Indi, nata nel 2006, dopo l’iniziale attività immobiliare ha perseguito l’aggregazione nel settore energetico col gruppo Gavio. “Tuttavia tale riposizionamento – spiegano i legali – è risultato fortemente rallentato dalle difficoltà che la società ha incontrato nella dismissione dei propri assets immobiliari”. Indi si è venuta così a trovare “in una situazione di tensione finanziaria” causa il mancato perfezionamento dell’accordo gruppo Gavio, anche per il cambio di management dello stesso dopo la scomparsa del patron Marcellino e l’assunzione della guida nelle mani del figlio Beniamino.
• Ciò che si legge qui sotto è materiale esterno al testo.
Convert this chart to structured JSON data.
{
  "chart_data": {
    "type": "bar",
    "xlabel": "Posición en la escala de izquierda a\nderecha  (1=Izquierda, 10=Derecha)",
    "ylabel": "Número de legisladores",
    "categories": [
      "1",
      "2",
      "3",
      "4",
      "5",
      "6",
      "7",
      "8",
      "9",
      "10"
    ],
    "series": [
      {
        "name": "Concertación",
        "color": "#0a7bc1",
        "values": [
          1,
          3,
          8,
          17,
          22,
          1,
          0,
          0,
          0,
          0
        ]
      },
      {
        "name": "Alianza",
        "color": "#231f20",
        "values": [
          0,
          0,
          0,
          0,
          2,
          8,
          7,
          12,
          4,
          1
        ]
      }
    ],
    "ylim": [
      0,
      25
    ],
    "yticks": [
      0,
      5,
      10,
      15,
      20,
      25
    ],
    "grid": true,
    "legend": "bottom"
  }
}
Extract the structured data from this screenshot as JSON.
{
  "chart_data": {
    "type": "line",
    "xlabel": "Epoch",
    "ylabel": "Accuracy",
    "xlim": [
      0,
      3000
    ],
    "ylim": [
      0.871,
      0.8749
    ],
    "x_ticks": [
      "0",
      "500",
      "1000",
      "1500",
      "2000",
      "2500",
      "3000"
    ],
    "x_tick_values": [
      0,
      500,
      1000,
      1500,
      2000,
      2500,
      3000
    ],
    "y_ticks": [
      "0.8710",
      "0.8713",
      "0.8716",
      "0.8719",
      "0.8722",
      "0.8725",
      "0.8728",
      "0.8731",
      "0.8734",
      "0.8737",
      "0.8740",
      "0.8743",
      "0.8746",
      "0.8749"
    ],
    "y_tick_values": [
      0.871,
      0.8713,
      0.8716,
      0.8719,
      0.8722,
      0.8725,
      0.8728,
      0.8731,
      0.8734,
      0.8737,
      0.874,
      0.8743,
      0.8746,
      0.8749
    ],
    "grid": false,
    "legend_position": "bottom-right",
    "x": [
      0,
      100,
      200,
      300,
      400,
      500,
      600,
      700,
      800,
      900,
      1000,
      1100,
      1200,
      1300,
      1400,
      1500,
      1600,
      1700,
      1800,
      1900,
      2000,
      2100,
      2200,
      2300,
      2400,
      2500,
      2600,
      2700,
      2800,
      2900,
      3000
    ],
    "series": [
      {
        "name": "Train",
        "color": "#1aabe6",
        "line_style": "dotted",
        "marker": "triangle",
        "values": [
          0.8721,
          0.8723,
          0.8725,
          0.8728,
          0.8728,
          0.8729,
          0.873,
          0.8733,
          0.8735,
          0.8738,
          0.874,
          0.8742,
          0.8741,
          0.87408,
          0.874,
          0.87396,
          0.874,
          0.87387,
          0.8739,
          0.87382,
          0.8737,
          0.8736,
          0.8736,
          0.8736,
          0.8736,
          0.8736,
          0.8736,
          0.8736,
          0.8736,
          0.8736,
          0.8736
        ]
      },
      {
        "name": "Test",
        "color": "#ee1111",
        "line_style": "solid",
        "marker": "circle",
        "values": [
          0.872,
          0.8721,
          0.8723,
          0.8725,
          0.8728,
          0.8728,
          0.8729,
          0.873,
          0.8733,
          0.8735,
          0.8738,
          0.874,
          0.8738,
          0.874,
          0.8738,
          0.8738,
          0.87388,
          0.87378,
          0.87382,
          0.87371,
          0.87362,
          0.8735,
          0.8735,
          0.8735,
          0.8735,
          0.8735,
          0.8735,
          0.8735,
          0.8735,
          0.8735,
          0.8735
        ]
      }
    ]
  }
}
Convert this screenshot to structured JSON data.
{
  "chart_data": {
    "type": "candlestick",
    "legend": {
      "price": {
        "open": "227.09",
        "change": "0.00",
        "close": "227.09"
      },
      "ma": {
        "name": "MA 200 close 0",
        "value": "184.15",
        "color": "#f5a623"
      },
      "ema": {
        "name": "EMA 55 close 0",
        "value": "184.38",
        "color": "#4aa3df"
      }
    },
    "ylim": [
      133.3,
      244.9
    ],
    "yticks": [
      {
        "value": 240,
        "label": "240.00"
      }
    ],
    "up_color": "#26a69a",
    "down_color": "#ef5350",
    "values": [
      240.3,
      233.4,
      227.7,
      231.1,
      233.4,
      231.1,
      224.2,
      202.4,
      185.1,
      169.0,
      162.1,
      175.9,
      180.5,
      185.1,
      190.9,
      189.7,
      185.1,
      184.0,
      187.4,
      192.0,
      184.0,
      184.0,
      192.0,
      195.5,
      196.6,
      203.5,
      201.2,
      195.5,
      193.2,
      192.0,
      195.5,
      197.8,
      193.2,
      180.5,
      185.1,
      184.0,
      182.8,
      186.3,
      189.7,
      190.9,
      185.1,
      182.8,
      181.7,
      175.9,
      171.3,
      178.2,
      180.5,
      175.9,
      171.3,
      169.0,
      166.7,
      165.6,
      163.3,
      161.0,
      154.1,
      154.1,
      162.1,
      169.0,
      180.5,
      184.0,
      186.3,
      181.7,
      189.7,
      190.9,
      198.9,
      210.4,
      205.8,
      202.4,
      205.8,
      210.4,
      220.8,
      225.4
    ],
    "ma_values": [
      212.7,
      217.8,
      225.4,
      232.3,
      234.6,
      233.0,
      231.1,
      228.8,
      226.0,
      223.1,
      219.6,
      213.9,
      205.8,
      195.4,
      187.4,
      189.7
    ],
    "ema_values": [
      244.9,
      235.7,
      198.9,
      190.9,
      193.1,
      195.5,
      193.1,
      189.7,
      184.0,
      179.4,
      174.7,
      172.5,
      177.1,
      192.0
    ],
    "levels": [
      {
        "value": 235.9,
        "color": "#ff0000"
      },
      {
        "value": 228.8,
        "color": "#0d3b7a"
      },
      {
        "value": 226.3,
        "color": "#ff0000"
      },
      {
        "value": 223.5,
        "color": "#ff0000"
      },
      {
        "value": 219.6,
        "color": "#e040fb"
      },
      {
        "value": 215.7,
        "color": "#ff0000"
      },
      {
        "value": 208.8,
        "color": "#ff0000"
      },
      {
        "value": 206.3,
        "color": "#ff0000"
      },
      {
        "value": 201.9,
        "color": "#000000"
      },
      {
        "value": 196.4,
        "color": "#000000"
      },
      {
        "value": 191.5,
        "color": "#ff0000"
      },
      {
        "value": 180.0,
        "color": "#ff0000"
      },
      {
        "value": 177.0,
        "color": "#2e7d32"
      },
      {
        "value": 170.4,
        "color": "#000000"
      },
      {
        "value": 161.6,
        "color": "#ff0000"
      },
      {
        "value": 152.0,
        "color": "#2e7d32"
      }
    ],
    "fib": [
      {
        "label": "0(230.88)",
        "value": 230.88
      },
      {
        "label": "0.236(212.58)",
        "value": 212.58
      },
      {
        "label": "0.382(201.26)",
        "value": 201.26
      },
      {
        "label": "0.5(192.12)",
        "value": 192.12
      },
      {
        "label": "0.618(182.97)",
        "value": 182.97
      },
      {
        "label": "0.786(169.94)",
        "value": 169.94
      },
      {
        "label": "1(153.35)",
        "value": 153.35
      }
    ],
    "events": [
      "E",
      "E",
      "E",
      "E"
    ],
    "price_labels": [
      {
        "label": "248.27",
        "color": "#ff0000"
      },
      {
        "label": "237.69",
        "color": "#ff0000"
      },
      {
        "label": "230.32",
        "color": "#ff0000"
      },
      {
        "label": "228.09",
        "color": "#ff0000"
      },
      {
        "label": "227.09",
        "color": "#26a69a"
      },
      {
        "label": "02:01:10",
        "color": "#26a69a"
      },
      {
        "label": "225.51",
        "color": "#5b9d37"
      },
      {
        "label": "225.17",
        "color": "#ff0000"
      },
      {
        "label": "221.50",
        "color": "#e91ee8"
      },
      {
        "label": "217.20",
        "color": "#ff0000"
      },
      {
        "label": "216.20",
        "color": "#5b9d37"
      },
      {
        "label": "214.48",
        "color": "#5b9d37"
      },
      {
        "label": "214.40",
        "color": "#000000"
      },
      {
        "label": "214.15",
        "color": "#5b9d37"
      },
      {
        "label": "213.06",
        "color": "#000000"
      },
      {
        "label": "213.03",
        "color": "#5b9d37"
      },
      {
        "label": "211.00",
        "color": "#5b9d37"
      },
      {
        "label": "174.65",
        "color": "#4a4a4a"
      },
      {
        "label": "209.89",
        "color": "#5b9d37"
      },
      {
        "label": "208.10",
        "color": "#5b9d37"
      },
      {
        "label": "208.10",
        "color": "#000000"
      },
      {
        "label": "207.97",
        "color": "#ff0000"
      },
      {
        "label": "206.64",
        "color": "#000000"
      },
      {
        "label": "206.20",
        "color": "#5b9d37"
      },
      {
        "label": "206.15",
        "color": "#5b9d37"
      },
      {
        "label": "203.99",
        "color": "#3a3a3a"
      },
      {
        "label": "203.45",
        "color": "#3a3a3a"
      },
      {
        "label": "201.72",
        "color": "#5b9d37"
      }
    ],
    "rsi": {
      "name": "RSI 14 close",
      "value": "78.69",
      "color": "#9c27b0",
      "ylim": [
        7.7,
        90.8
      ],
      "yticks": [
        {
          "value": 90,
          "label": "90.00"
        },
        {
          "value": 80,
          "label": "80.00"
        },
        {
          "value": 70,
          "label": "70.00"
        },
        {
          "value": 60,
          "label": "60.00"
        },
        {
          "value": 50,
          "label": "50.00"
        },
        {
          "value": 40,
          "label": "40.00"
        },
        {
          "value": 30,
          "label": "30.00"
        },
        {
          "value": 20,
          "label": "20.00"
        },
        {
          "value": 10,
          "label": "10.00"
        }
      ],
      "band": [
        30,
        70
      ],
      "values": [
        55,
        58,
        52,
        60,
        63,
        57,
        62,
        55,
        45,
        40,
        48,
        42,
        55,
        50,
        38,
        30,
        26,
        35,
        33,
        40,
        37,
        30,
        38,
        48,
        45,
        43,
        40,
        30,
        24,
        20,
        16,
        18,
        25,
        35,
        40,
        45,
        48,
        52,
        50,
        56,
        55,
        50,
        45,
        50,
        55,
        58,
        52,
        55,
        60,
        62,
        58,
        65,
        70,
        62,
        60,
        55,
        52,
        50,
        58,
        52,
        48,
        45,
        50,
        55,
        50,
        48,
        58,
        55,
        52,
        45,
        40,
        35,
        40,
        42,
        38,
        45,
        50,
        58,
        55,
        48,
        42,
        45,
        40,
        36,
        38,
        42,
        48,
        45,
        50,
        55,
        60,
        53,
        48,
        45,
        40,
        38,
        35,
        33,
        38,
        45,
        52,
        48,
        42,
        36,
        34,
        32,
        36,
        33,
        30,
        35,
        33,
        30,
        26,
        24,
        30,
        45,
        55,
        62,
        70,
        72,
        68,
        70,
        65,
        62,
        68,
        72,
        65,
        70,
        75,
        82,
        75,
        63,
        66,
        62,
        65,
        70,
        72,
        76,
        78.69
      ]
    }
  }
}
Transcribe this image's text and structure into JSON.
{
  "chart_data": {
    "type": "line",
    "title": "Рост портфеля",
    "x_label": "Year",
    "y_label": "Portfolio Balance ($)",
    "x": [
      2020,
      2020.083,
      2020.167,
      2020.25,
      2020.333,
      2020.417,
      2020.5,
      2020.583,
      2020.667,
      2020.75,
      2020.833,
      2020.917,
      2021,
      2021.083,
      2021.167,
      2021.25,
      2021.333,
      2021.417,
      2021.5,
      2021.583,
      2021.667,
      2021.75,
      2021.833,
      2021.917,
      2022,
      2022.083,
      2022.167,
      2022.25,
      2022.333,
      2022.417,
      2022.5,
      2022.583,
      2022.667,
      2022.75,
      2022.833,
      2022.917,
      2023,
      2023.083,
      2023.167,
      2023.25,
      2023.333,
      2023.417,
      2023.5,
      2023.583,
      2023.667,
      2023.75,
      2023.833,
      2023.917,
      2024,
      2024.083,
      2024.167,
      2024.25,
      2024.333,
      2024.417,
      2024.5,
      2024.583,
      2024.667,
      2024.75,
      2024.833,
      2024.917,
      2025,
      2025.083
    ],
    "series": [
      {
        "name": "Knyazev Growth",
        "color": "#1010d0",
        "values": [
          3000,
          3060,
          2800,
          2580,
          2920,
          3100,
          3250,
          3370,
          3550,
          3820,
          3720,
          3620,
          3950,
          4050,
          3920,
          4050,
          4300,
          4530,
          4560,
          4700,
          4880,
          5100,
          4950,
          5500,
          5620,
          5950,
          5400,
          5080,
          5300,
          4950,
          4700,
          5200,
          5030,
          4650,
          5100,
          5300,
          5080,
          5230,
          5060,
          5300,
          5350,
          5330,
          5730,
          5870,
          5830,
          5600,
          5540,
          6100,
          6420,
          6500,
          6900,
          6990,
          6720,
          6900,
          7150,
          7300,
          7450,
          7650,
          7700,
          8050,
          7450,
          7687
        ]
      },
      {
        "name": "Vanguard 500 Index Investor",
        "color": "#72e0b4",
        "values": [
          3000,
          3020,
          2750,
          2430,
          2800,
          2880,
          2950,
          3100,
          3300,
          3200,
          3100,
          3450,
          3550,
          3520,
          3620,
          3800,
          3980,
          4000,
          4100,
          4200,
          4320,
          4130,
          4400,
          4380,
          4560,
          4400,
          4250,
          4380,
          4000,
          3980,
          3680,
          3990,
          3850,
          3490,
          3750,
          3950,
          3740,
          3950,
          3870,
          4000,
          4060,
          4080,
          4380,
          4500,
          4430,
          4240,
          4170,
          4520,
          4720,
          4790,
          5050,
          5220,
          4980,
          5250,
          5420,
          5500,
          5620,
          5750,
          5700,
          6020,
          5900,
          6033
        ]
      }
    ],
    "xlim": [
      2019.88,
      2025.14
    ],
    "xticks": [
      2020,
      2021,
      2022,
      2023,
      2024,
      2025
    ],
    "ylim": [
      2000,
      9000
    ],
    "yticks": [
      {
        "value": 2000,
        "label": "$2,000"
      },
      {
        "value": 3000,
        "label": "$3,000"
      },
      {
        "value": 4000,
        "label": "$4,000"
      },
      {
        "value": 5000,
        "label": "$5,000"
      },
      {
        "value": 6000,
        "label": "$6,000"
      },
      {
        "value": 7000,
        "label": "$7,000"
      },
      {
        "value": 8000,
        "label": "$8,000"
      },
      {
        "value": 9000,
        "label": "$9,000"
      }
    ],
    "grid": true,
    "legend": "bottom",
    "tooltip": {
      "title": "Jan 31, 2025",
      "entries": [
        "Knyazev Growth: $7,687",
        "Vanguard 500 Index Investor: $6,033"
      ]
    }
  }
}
A quel punto nel febbraio dello scorso anno era stato varato un complesso progetto di riorganizzazione, ricapitalizzazione e risanamento di Indi attraverso un accordo di investimento con Lcfg. L’accordo era però condizionato a un piano da sottoscriversi tra Indi e le banche creditrici. “Le trattative sino a ora condotte col ceto bancario – spiega ancora l’atto – hanno evidenziato una serie di disomogeneità tra i singoli istituti interessati: tali posizioni, in alcuni casi diametralmente opposte, hanno di fatto impedito il raggiungimento dell’obiettivo”. Di qui anche il rinvio dell’assemblea per l’approvazione del bilancio 2015 e la domanda al tribunale che contempla la possibilità di valutare “ipotesi alternative” al matrimonio con Valori e di avere più tempo per negoziare coi creditori, per arrivare ad un accordo di ristrutturazione del debito. Indi chiede anche ai giudici, nel frattempo, di poter reperire risorse nel periodo pre-concordatario pari a 450mila euro per meglio valorizzare il patrimonio immobiliare e mantenere lo status di società quotata.

La società, infine, pur non dettagliandolo, anticipa che la proposta di conversione in accordo di ristrutturazione dei debiti prevede un piano con orizzonte temporale quinquennale, trasferendo gli asset ad alcuni fondi immobiliari e aumentando il capitale per far entrare nuovi soci.